In un'intervista per Voice of America, il presidente dell'Associazione Vastra, Elmi Berisha, dichiara di essere interessato agli ultimi sviluppi del Kosovo settentrionale. Tuttavia, è convinto che questa è una situazione temporanea e che le relazioni degli Stati Uniti con il Kosovo non saranno danneggiate. [...]
Il sovrano dell'Associazione albanese-americana “Vatra”, Elmi Berisha, sostiene gli sforzi del Kosovo per proteggere la sua sovranità e l'integrità territoriale, ma aggiunge che qualsiasi movimento governativo a Pristina dovrebbe essere in pieno coordinamento con gli Stati Uniti d'America.
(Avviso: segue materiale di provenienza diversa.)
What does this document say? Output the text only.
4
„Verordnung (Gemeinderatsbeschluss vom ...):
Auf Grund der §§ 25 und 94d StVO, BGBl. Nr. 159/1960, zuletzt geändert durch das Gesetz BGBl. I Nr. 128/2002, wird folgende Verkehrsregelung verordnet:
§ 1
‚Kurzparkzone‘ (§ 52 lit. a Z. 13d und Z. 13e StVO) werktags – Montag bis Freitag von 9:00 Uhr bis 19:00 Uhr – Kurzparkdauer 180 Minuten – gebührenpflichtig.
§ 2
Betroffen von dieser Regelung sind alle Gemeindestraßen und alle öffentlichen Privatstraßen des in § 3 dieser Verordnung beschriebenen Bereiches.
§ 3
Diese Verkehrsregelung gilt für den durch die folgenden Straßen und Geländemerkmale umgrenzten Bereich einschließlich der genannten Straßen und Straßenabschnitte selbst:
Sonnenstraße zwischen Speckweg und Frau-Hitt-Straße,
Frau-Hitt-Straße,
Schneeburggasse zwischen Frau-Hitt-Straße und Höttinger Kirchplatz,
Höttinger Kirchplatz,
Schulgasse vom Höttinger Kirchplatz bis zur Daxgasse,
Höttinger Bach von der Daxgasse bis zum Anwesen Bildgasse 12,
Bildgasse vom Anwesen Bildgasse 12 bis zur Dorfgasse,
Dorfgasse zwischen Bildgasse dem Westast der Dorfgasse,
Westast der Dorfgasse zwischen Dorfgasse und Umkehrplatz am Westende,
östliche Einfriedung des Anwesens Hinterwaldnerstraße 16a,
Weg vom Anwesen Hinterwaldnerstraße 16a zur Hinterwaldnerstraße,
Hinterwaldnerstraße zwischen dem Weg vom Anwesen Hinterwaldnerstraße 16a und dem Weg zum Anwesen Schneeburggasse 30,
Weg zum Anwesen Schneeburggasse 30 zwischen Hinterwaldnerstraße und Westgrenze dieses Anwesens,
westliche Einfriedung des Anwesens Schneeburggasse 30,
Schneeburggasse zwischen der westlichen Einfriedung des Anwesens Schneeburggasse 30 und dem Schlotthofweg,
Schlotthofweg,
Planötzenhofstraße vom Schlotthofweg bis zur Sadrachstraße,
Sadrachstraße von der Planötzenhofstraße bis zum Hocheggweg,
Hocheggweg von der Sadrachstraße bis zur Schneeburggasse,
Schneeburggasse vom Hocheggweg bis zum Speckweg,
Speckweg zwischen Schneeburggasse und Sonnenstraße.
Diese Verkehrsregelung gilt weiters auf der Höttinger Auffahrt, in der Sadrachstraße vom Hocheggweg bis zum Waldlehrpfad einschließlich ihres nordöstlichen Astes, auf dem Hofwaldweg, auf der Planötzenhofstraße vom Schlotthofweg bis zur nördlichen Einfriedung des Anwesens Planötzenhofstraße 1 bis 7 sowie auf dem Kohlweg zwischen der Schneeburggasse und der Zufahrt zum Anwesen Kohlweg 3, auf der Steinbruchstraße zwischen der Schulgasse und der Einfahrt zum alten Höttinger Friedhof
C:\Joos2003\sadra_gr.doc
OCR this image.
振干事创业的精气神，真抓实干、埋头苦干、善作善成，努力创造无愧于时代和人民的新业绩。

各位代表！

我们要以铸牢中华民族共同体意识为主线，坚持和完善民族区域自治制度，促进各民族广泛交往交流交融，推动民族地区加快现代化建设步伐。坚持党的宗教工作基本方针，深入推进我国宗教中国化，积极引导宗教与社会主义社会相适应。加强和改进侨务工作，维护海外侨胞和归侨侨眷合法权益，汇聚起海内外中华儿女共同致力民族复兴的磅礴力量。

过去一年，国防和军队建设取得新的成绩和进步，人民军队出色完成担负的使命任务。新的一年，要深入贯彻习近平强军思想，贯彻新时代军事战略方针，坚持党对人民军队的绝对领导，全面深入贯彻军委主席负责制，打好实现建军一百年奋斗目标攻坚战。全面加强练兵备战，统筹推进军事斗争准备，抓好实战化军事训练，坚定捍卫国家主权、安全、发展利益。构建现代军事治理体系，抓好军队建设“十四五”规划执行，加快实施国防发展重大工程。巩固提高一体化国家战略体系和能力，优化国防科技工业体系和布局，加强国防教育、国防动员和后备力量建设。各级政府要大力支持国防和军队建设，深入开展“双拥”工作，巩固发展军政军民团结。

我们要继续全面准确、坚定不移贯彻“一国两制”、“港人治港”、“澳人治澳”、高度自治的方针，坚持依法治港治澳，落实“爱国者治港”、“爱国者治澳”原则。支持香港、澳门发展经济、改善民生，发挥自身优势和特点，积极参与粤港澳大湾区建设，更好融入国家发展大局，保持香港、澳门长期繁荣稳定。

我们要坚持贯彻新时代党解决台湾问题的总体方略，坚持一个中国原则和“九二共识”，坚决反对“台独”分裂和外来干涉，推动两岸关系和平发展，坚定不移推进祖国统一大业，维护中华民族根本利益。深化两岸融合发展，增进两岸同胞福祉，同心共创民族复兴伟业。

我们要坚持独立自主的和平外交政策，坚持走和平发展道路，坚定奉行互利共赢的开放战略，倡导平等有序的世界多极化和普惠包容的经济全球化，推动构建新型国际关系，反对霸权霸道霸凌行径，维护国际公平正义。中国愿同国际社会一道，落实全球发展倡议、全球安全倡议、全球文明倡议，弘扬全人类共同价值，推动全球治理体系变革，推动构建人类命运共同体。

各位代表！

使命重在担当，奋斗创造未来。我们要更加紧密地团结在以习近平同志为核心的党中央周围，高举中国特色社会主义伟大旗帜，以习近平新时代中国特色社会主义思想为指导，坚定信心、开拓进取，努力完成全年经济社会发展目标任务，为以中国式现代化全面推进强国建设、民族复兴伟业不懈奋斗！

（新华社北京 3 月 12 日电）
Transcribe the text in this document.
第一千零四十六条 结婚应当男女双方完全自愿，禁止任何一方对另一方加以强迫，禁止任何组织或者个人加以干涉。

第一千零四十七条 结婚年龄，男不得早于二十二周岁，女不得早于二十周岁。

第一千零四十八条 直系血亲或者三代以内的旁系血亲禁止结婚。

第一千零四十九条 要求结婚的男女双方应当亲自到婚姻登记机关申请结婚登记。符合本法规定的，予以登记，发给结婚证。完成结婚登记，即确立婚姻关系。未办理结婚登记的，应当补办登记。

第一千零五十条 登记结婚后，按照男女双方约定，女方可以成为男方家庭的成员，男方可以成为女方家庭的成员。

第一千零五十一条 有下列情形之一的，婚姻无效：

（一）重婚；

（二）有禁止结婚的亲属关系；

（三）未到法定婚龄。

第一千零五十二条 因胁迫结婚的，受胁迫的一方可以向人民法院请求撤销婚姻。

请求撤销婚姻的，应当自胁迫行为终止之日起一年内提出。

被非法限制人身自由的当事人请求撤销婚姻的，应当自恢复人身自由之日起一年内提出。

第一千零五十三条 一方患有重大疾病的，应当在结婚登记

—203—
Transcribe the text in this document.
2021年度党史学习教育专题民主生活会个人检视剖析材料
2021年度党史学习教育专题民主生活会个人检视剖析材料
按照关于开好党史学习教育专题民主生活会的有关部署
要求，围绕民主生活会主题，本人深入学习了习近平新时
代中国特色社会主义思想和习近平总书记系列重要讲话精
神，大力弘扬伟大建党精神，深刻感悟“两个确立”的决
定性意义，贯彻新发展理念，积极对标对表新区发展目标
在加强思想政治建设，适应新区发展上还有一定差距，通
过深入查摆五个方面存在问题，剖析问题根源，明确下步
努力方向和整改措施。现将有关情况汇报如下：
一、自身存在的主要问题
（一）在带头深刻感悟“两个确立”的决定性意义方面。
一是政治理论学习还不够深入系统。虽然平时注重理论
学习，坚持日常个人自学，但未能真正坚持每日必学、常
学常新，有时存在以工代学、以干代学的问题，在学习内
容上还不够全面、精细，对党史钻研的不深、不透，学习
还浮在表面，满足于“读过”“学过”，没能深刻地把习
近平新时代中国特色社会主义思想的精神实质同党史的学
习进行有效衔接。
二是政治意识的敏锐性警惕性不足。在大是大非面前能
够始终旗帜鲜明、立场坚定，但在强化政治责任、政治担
Il governo del Kosovo, il primo ministro, il presidente, il parlamento e le istituzioni in generale devono avere chiaro che i pensieri, le posizioni provenienti da Washington ufficiale dovrebbero essere rispettati nel suo complesso. Ricordo ai cittadini albanesi e albanesi dove vivono in paesi di origine che non abbiamo un migliore amico al mondo che il popolo americano e il governo americano. Pertanto, non dobbiamo dubitare del futuro del Kosovo”, dice.
In un'intervista per l'attivista Voce d'America Berisha afferma che il Kosovo dovrebbe iniziare immediatamente con l'attuazione dei requisiti di Washington, tra cui per stabilire l'associazione dei comuni della maggioranza serba.
La “Association dovrebbe avere luogo, ma non ha mai i diritti dei serbi di venire al livello di autogoverno, o di governo, o il diritto di condizionare o destabilizzare il nuovo stato del Kosovo”, dice l'evento.
Berisha aggiunge che il governo del Kosovo dovrebbe essere fiducioso che gli Stati Uniti non cercheranno concessioni a scapito della cittadinanza del Kosovo.
Il “non andrà mai con il Kosovo perché è stato creato dall'America, è il figlio degli Stati Uniti. Non è solo il Kosovo, ma anche l'Albania. 110 anni fa l'America ha formato l'Albania, 110 anni dopo ha anche formato il Kosovo. Pertanto, questo non è il dilemma che gli albanesi devono avere”.
D'altra parte, il presidente dell'Associazione Pan-Albania “Vatra” afferma che gli inviati americani ed europei nei Balcani occidentali, invece di pressioni su Pristina, dovrebbero essere più severi contro Belgrado ufficiale.
Il “I cittadini non sono stati equi e uguali durante il dialogo tra il Kosovo e la Serbia. Non siamo molto felici con gli emissari che escono a Belgrado, Pristina, Bruxelles e il Dipartimento di Stato. Pensiamo che l'aggressore, il mondo sa che è ufficiale della Serbia e di Belgrado, in particolare Vucic e Dacic
Secondo Berisha, il presidente della Serbia Vucic e il ministro degli Esteri della Serbia Dacic stanno dietro a recenti atti di violenza nel Kosovo settentrionale.
Tutte le proteste e gli sviluppi negli ultimi mesi e settimane non sono orchestrati dai cittadini serbi, ma sono organizzazioni criminali che vengono preparate e profondamente orchestrate dal presidente della Serbia, il signor Vucic e il ministro degli Affari esteri, il signor Dacic. Sad a dire che la comunità internazionale non ha ancora un atteggiamento forte verso Belgrado ufficiale e non ha deciso sulla posizione che dovrebbe essere la Serbia.
La recente situazione, in particolare la dura lingua di Washington verso Pristina, ha spinto la riattivazione della lobby albanese-americana, afferma il signor Berisha.
In pratica stiamo parlando con il Congresso, i rappresentanti del Congresso e del Senato, e siamo impegnati a rendere il loro ruolo più grande nel processo. L'influenza del Congresso e del Senato dovrebbe essere molto più grande sul Dipartimento di Stato, perché c'è un deadlock
Secondo il signor Berisha, il processo di normalizzazione delle relazioni tra il Kosovo e la Serbia sarebbe più efficace se fosse diretto interamente dalla Casa Bianca.